I think one of the issues is that there is no explicit definition of what it means for a curve to be "parametrized by arc length". The implicit definition use in the proof of 2.4 is that a curve is parametrized by arclength if it is given as $\gamma(s)=c(t(s))$ for some regular curve $c$, with $t(s)$ the inverse of the arclength function $s(t)$ of $c$. Since Prop 2.3 guaratees that $t(s)$ exists only when $c$ is regular, this definition a priori only makes sense under the assumption that $c$ is regular (and of course then $\gamma$ can be proved to is regular as in the second part of Prop 2.4 (in fact $|\gamma'(s)|=1$ so $\gamma'(s)\neq 0$)).

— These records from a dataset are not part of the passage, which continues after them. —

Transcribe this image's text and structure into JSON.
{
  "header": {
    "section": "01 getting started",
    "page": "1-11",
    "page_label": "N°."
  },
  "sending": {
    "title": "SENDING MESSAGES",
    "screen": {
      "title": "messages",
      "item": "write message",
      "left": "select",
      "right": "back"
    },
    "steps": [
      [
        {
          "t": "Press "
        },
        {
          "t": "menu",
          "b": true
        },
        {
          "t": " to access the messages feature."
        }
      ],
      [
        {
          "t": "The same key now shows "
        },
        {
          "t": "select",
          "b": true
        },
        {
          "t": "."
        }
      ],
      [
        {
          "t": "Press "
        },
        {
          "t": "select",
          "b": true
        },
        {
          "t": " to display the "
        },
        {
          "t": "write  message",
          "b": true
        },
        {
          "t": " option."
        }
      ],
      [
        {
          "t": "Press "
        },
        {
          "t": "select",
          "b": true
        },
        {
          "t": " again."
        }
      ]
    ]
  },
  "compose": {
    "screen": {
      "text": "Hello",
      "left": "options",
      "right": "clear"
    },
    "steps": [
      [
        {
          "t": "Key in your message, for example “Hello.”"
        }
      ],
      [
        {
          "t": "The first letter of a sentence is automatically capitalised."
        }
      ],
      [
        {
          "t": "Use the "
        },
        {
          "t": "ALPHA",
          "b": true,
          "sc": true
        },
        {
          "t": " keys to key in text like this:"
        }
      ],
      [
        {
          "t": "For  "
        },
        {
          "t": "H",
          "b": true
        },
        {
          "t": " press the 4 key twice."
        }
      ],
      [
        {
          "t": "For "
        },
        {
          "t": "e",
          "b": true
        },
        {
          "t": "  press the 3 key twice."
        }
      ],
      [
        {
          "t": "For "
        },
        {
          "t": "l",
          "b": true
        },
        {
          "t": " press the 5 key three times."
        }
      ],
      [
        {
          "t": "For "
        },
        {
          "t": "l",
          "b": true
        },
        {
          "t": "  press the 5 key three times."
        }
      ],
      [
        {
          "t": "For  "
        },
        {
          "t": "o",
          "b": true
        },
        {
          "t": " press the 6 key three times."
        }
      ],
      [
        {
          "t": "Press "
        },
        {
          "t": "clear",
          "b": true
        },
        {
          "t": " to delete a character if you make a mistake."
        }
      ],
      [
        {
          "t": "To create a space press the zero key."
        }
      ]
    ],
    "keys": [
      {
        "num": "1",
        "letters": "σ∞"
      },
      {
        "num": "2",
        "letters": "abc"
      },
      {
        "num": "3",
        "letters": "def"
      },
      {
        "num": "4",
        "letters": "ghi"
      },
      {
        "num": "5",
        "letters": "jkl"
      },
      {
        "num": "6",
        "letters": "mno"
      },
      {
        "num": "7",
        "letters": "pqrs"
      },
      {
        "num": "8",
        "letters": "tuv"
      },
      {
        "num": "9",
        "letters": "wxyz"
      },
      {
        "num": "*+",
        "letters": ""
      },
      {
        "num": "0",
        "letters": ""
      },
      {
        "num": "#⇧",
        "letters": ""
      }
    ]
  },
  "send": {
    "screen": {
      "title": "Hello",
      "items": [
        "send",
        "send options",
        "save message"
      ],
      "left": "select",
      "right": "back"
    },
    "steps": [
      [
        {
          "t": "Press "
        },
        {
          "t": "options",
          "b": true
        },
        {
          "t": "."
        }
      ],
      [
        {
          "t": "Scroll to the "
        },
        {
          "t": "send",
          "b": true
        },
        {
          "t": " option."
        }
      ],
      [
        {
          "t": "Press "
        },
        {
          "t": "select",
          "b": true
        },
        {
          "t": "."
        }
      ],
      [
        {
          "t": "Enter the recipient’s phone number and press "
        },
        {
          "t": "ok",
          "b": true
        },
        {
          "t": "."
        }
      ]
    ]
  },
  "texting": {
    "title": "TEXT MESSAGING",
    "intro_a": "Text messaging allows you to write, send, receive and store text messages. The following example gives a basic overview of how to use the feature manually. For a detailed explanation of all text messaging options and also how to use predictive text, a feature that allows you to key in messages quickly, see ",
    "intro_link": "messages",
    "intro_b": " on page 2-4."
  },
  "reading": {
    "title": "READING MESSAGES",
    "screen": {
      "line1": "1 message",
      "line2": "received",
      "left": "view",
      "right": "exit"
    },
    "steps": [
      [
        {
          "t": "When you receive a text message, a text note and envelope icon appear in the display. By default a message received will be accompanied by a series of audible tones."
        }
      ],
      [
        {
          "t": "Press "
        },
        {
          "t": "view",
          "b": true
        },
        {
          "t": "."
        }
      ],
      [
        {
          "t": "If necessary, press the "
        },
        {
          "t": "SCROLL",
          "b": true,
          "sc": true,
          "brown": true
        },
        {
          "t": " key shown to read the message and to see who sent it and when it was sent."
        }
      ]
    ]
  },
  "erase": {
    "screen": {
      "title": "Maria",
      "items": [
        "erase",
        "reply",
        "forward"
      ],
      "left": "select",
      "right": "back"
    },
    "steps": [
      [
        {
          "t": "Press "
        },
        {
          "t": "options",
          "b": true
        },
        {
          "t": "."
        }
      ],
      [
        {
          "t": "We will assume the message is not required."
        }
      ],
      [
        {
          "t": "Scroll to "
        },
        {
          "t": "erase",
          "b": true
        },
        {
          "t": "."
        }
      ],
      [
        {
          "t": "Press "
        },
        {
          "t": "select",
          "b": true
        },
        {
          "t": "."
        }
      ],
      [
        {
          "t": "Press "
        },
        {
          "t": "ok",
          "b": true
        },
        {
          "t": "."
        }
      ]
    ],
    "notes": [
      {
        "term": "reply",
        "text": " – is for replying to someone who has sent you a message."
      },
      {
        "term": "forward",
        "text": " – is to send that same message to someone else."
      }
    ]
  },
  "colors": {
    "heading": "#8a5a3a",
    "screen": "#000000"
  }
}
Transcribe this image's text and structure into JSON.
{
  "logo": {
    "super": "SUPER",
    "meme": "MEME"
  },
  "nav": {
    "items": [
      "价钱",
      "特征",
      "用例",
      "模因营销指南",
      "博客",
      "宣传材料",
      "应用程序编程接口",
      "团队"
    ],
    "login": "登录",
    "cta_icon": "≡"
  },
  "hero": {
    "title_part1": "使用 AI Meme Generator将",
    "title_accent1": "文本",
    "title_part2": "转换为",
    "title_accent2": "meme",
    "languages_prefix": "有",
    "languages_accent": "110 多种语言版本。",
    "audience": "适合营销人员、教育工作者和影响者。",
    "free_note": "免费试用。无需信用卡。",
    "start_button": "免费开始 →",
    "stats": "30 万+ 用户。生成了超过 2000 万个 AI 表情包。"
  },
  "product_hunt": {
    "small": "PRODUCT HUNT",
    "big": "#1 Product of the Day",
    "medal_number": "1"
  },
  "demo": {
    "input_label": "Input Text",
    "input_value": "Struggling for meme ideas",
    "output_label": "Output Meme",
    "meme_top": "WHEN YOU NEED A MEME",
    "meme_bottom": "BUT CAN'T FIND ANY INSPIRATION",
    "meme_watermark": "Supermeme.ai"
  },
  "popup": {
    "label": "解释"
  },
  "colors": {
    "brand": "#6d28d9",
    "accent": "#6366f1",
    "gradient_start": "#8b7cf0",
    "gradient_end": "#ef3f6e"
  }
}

Now your question can be interpreted as "can $t(s)$ exist for non-regular $c$"?

The answer is that if you require $t$ to be differentiable (which is part of saying that $s$ is a diffeomorphism), then it follows that $c$ is regular, since $s(t(s))=s$ and differentiating $s'(t)t'(s)=1$, and by main thm of calculus $s'(t)=|c'(t)|$, so $|c'(t)||t'(s)|=1|$, so $c'(t)\neq 0$ (on the other hand, if you only require $t$ to be a continuous inverse for $s$ then you can find plenty of examples where $c$ is non-regular, and they can then be "reparametrized by a continuous change of parameter"; however the resulting $\gamma(s)$ has no reason to be continuous, much less smooth (but can be arranged to be smooth in some cases)). In summary, if $c$ is regular all the definitions make sense and and resulting $\gamma$ is smooth. If $c$ is not regular, $t(s)$ can not be smooth, but sometimes can still exists, however other things will usually break.